O discurso da produtividade e da competitividade como a solução de todos os males, mesmo assustando com o rescaldo social resultante, esquece ou desconhece que, ao aumentar a produtividade pela utilização de novas tecnologias dispensadoras de força de trabalho, incorpora-se cada vez menos "trabalho abstrato" à produção de mercadorias, reduzindo a substância do valor e, consequentemente, a acumulação de "riqueza abstrata" (dinheiro, como forma material de existência do valor) que é o fundamento do capitalismo. A tendência do capital procurar reduzir o tempo de trabalho ao mínimo, substituindo trabalhadores por máquinas, apesar de mantê-lo como única medida e fonte de riqueza (“contradição em processo”, Marx), leva a economia real gerar "riqueza abstrata" insuficiente apesar do aumento da riqueza material. Acompanha o catastrófico desemprego daí resultante, a crise de financiamento do Estado que depende para funcionar da valorização do capital e de parte da mais-valia total, recolhida na forma de impostos e taxas. Apelar para o Estado para mitigar a crise social tem, portanto, seus limites. Na relação conflituosa entre o "abstrato e o concreto" na produção de mercadorias, assenta-se a base do endividamento do Estado, das empresas e dos indivíduos; da especulação, da formação do capital fictício e das crises.

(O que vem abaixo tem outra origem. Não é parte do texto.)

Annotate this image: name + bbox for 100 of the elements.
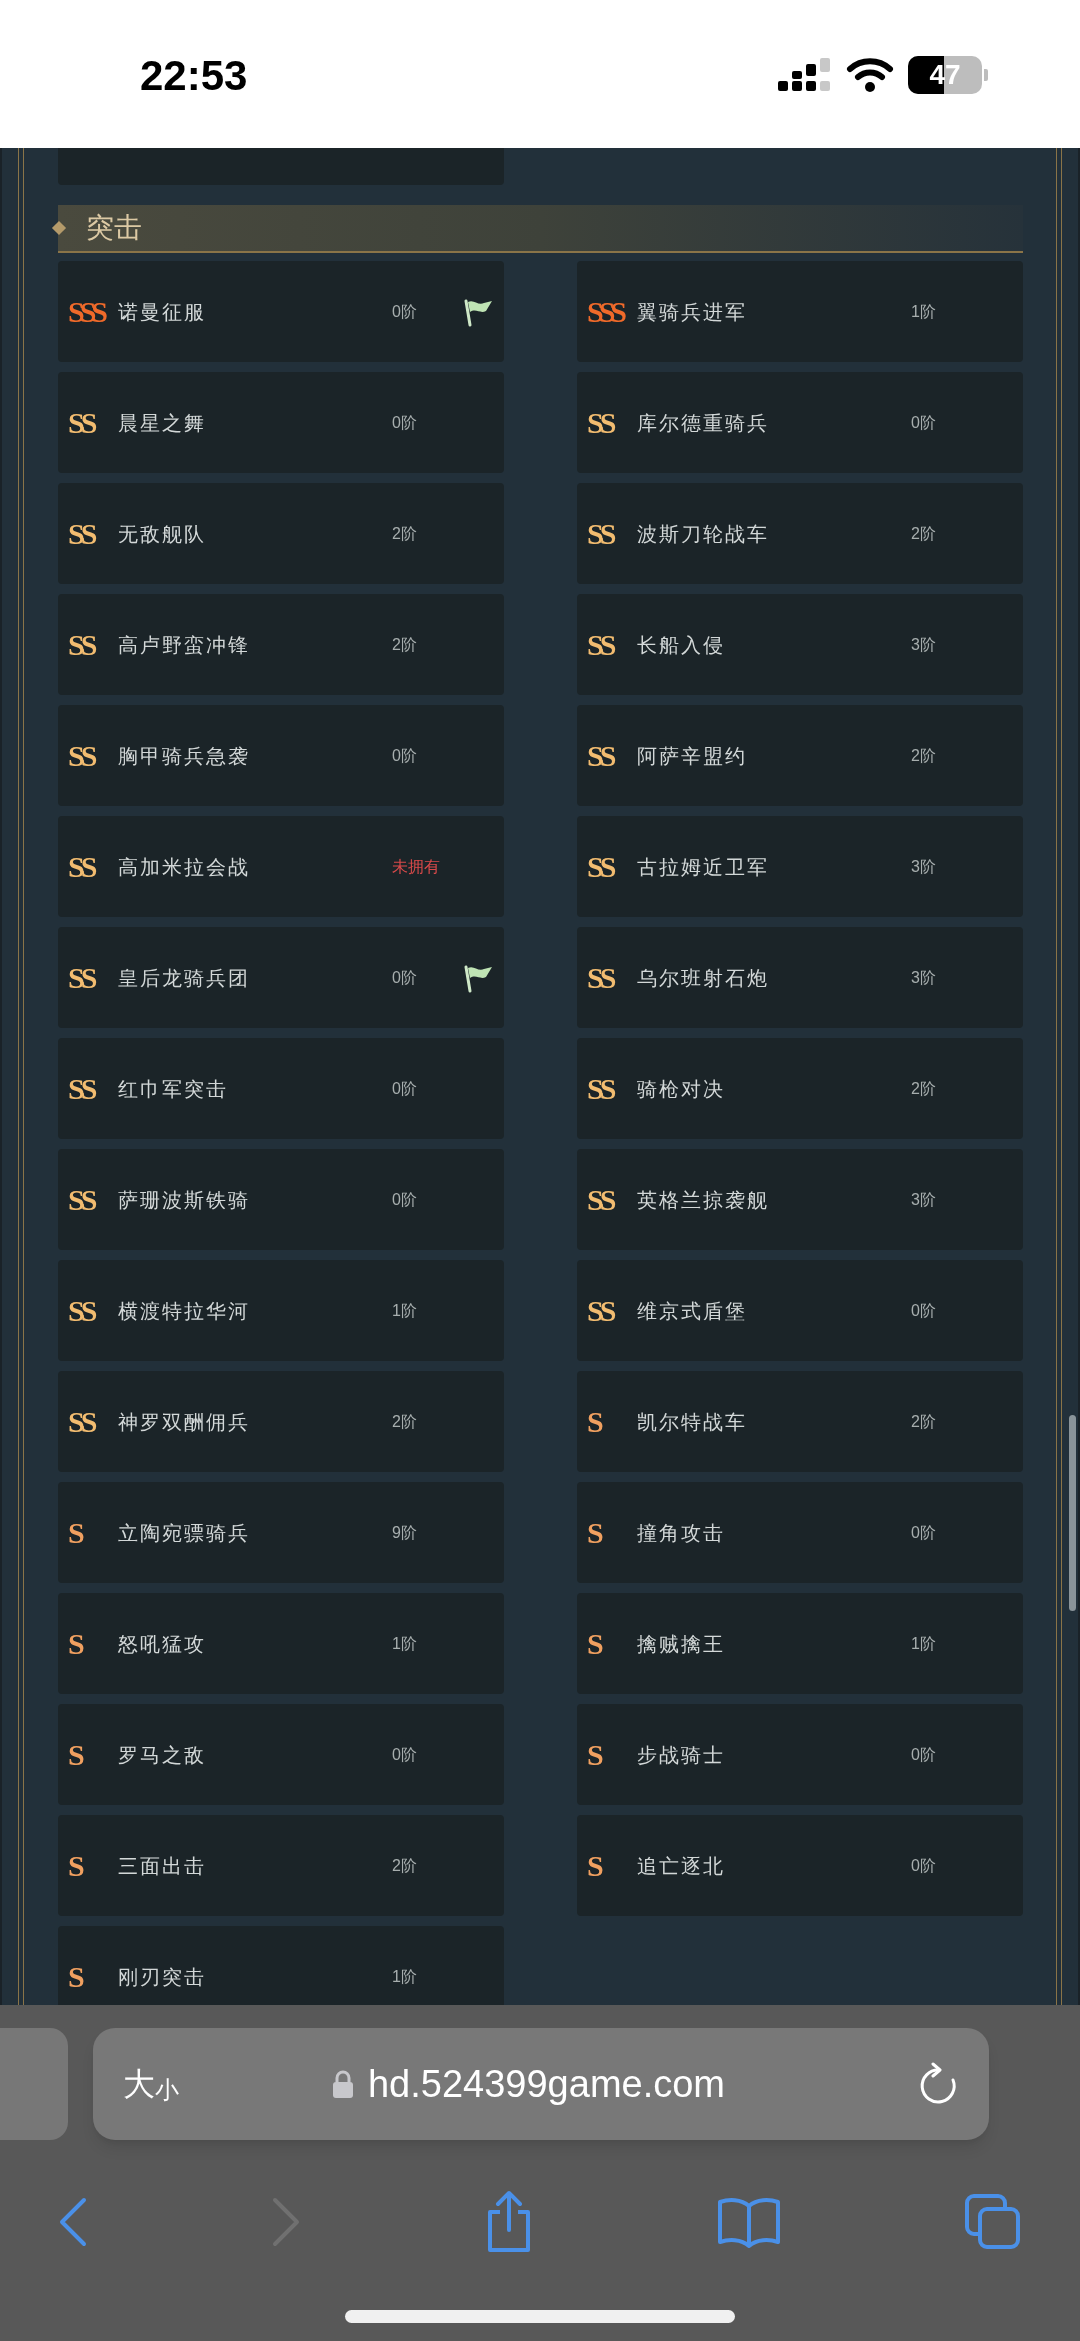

A sociedade capitalista, em seu automatismo, não consegue e nem pode apresentar soluções para esse impasse sem negar a lógica intrínseca que a movimenta relacionada com o valor, a mercadoria e o dinheiro, que independe das ações conscientes dos indivíduos. Daí a impossibilidade dos atores econômicos e gestores de políticas públicas, submetidos ao "automovimento das coisas", ultrapassarem os limites lógicos de funcionamento da sociedade capitalista ao formularem soluções na busca de governabilidade dos fatos, apesar das análises aparentemente "corretas". Se tivessem o domínio da situação não haveria incertezas e crises. As propostas resultantes das análises macroeconômicas de correntes diversas restringem-se a medidas que, no fim, alimentam a formação de capital fictício como forma de suprir as dificuldades da acumulação real estagnada, tornando as crises financeiras uma possibilidade permanente e constante no dia a dia das pessoas, e não solucionado a situação daquelas que se tornam supérfluas à produção robotizada. Não poderia ser diferente em uma sociedade onde atender necessidades é um meio e o dinheiro é o último, se não único objetivo de um "processo de produção que governa os homens” (Marx).